Less than a month after wildfires devastated southern California – destroying eight schools across the Los Angeles area – districts are taking steps to rebuild and recover.

On Tuesday, Los Angeles unified school district superintendent Alberto Carvalho announced the district will direct $2.2bn toward efforts to repair or rebuild three schools damaged in the Palisades wildfire, and renovate all the districts’ campuses to be more “natural disaster resilient”. The funding – which has been set aside from a $9bn bond that voters approved in November – includes $725m to reconstruct the almost entirely destroyed Palisades and Marquez elementary schools, and Palisades Charter high school, which was about 30% destroyed.
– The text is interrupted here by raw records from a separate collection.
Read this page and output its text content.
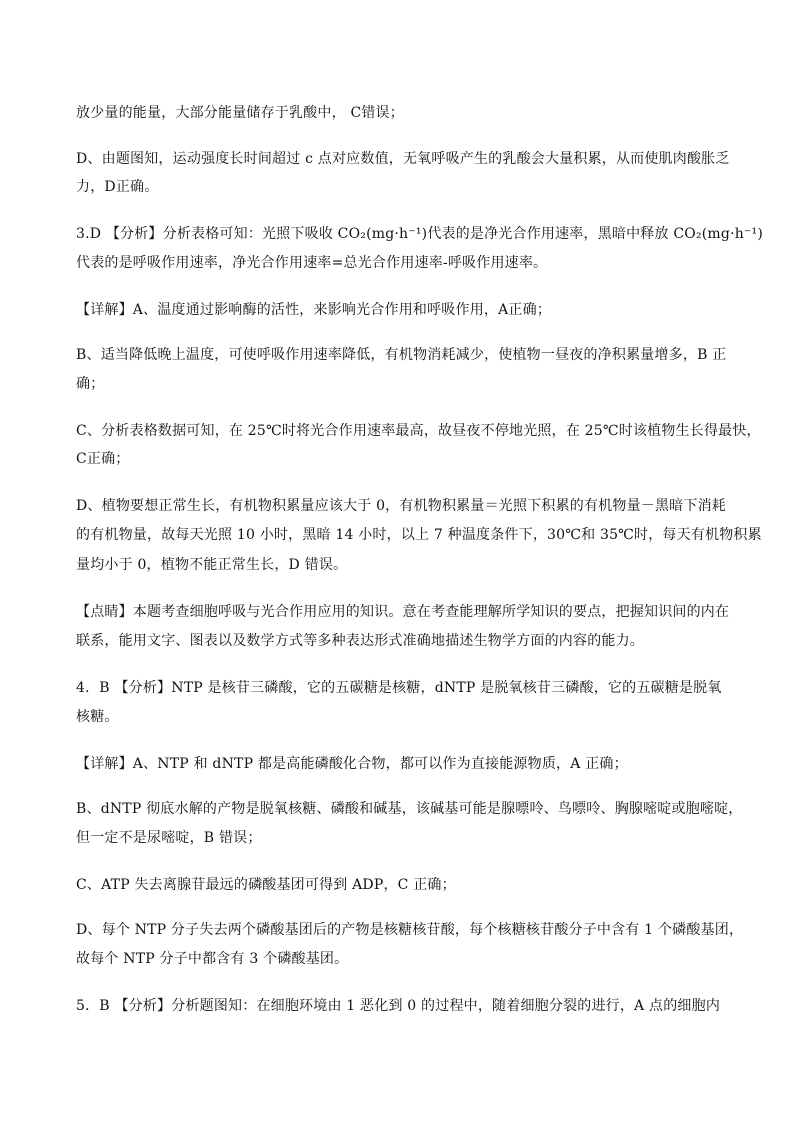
放少量的能量，大部分能量储存于乳酸中， C错误；
D、由题图知，运动强度长时间超过 c 点对应数值，无氧呼吸产生的乳酸会大量积累，从而使肌肉酸胀乏
力，D正确。
3.D 【分析】分析表格可知：光照下吸收 CO₂(mg·h⁻¹)代表的是净光合作用速率，黑暗中释放 CO₂(mg·h⁻¹)
代表的是呼吸作用速率，净光合作用速率=总光合作用速率-呼吸作用速率。
【详解】A、温度通过影响酶的活性，来影响光合作用和呼吸作用，A正确；
B、适当降低晚上温度，可使呼吸作用速率降低，有机物消耗减少，使植物一昼夜的净积累量增多，B 正
确；
C、分析表格数据可知，在 25℃时将光合作用速率最高，故昼夜不停地光照，在 25℃时该植物生长得最快，
C正确；
D、植物要想正常生长，有机物积累量应该大于 0，有机物积累量＝光照下积累的有机物量－黑暗下消耗
的有机物量，故每天光照 10 小时，黑暗 14 小时，以上 7 种温度条件下，30℃和 35℃时，每天有机物积累
量均小于 0，植物不能正常生长，D 错误。
【点睛】本题考查细胞呼吸与光合作用应用的知识。意在考查能理解所学知识的要点，把握知识间的内在
联系，能用文字、图表以及数学方式等多种表达形式准确地描述生物学方面的内容的能力。
4．B 【分析】NTP 是核苷三磷酸，它的五碳糖是核糖，dNTP 是脱氧核苷三磷酸，它的五碳糖是脱氧
核糖。
【详解】A、NTP 和 dNTP 都是高能磷酸化合物，都可以作为直接能源物质，A 正确；
B、dNTP 彻底水解的产物是脱氧核糖、磷酸和碱基，该碱基可能是腺嘌呤、鸟嘌呤、胸腺嘧啶或胞嘧啶，
但一定不是尿嘧啶，B 错误；
C、ATP 失去离腺苷最远的磷酸基团可得到 ADP，C 正确；
D、每个 NTP 分子失去两个磷酸基团后的产物是核糖核苷酸，每个核糖核苷酸分子中含有 1 个磷酸基团，
故每个 NTP 分子中都含有 3 个磷酸基团。
5．B 【分析】分析题图知：在细胞环境由 1 恶化到 0 的过程中，随着细胞分裂的进行，A 点的细胞内
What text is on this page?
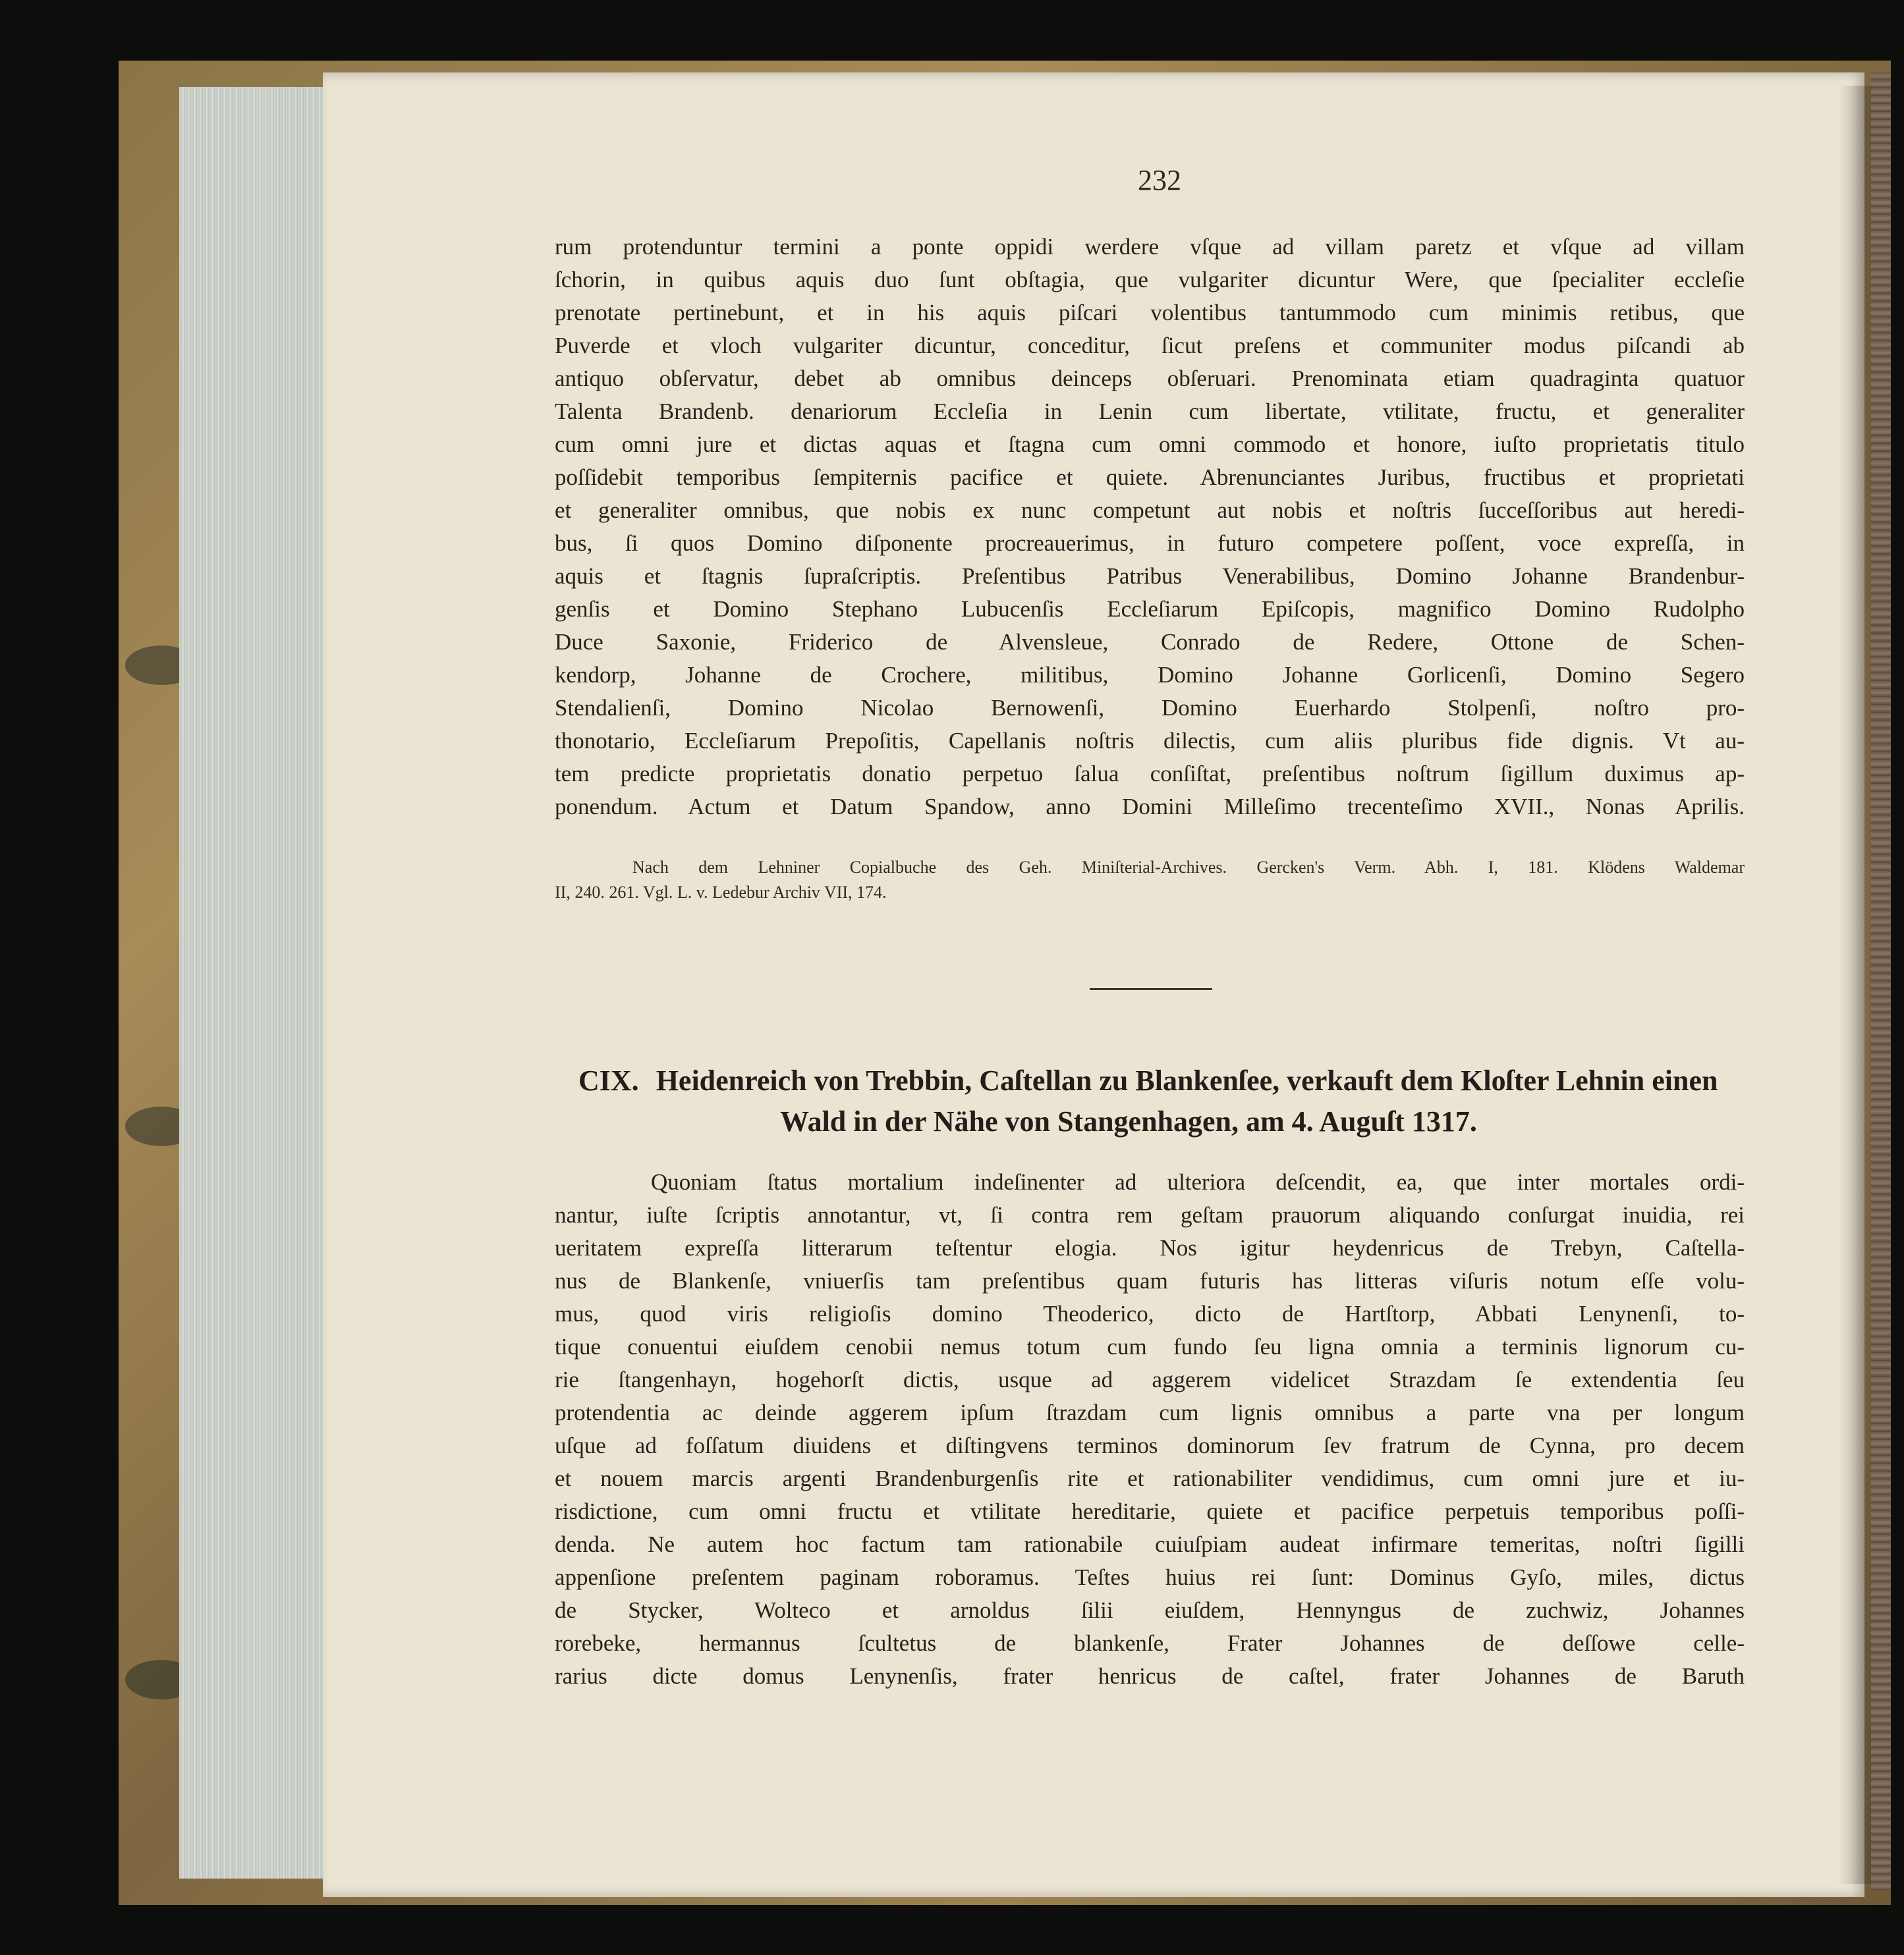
232
rum protenduntur termini a ponte oppidi werdere vſque ad villam paretz et vſque ad villam
ſchorin, in quibus aquis duo ſunt obſtagia, que vulgariter dicuntur Were, que ſpecialiter eccleſie
prenotate pertinebunt, et in his aquis piſcari volentibus tantummodo cum minimis retibus, que
Puverde et vloch vulgariter dicuntur, conceditur, ſicut preſens et communiter modus piſcandi ab
antiquo obſervatur, debet ab omnibus deinceps obſeruari. Prenominata etiam quadraginta quatuor
Talenta Brandenb. denariorum Eccleſia in Lenin cum libertate, vtilitate, fructu, et generaliter
cum omni jure et dictas aquas et ſtagna cum omni commodo et honore, iuſto proprietatis titulo
poſſidebit temporibus ſempiternis pacifice et quiete. Abrenunciantes Juribus, fructibus et proprietati
et generaliter omnibus, que nobis ex nunc competunt aut nobis et noſtris ſucceſſoribus aut heredi-
bus, ſi quos Domino diſponente procreauerimus, in futuro competere poſſent, voce expreſſa, in
aquis et ſtagnis ſupraſcriptis. Preſentibus Patribus Venerabilibus, Domino Johanne Brandenbur-
genſis et Domino Stephano Lubucenſis Eccleſiarum Epiſcopis, magnifico Domino Rudolpho
Duce Saxonie, Friderico de Alvensleue, Conrado de Redere, Ottone de Schen-
kendorp, Johanne de Crochere, militibus, Domino Johanne Gorlicenſi, Domino Segero
Stendalienſi, Domino Nicolao Bernowenſi, Domino Euerhardo Stolpenſi, noſtro pro-
thonotario, Eccleſiarum Prepoſitis, Capellanis noſtris dilectis, cum aliis pluribus fide dignis. Vt au-
tem predicte proprietatis donatio perpetuo ſalua conſiſtat, preſentibus noſtrum ſigillum duximus ap-
ponendum. Actum et Datum Spandow, anno Domini Milleſimo trecenteſimo XVII., Nonas Aprilis.
Nach dem Lehniner Copialbuche des Geh. Miniſterial-Archives. Gercken's Verm. Abh. I, 181. Klödens Waldemar
II, 240. 261. Vgl. L. v. Ledebur Archiv VII, 174.
CIX. Heidenreich von Trebbin, Caſtellan zu Blankenſee, verkauft dem Kloſter Lehnin einen
Wald in der Nähe von Stangenhagen, am 4. Auguſt 1317.
Quoniam ſtatus mortalium indeſinenter ad ulteriora deſcendit, ea, que inter mortales ordi-
nantur, iuſte ſcriptis annotantur, vt, ſi contra rem geſtam prauorum aliquando conſurgat inuidia, rei
ueritatem expreſſa litterarum teſtentur elogia. Nos igitur heydenricus de Trebyn, Caſtella-
nus de Blankenſe, vniuerſis tam preſentibus quam futuris has litteras viſuris notum eſſe volu-
mus, quod viris religioſis domino Theoderico, dicto de Hartſtorp, Abbati Lenynenſi, to-
tique conuentui eiuſdem cenobii nemus totum cum fundo ſeu ligna omnia a terminis lignorum cu-
rie ſtangenhayn, hogehorſt dictis, usque ad aggerem videlicet Strazdam ſe extendentia ſeu
protendentia ac deinde aggerem ipſum ſtrazdam cum lignis omnibus a parte vna per longum
uſque ad foſſatum diuidens et diſtingvens terminos dominorum ſev fratrum de Cynna, pro decem
et nouem marcis argenti Brandenburgenſis rite et rationabiliter vendidimus, cum omni jure et iu-
risdictione, cum omni fructu et vtilitate hereditarie, quiete et pacifice perpetuis temporibus poſſi-
denda. Ne autem hoc factum tam rationabile cuiuſpiam audeat infirmare temeritas, noſtri ſigilli
appenſione preſentem paginam roboramus. Teſtes huius rei ſunt: Dominus Gyſo, miles, dictus
de Stycker, Wolteco et arnoldus ſilii eiuſdem, Hennyngus de zuchwiz, Johannes
rorebeke, hermannus ſcultetus de blankenſe, Frater Johannes de deſſowe celle-
rarius dicte domus Lenynenſis, frater henricus de caſtel, frater Johannes de Baruth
Students from the two elementary schools have been relocated to other schools, while charter school students are attending classes online. Carvalho predicts that those students will be able to return to newly constructed campuses in 2028 but may be able to attend classes in portable classrooms at the same locations in the meantime if environmental testing and debris removal go smoothly.

The district is also directing funding to prepare its other campuses for the threat of future natural disasters.

“We need to accelerate these projects to ensure that our facilities are resilient to what no doubt will be atmospheric conditions, fires that will threaten our school system and our community,” said Carvalho, who noted the district is directing $200m into seismic retrofitting and asking for air purifiers and outdoor sensors for air quality particulate matter.

Meanwhile, Pasadena unified school district superintendent Elizabeth Blanco told CBS Los Angeles on Monday that the district is still in the “recovery” phase, and focused on relocating students whose campuses were destroyed by the Eaton fire to other schools or online classrooms.

“We were not required to do environmental testing, but out of an abundance of caution, we did environmentally test each of the schools. The cleaning and sanitizing process was quite extensive,” she said. “We had 1,500 workers on the ground supporting our maintenance and operations team, cleaning the schools, sanitizing them and testing them to make sure that children were all coming back to safe environments.”

Still, five campuses in the district were destroyed: Eliot Arts magnet middle school, Franklin elementary and the Edison, Loma Alta and Noyes charter elementary schools. The district has resolved to rebuild Eliot, but it is not yet clear what the budget or timeline for that or other repairs will be.

In the meantime, Blanco said, Eliot students have been relocated to another middle school, where they are still functioning as a separate school in an attempt to retain the school’s identity.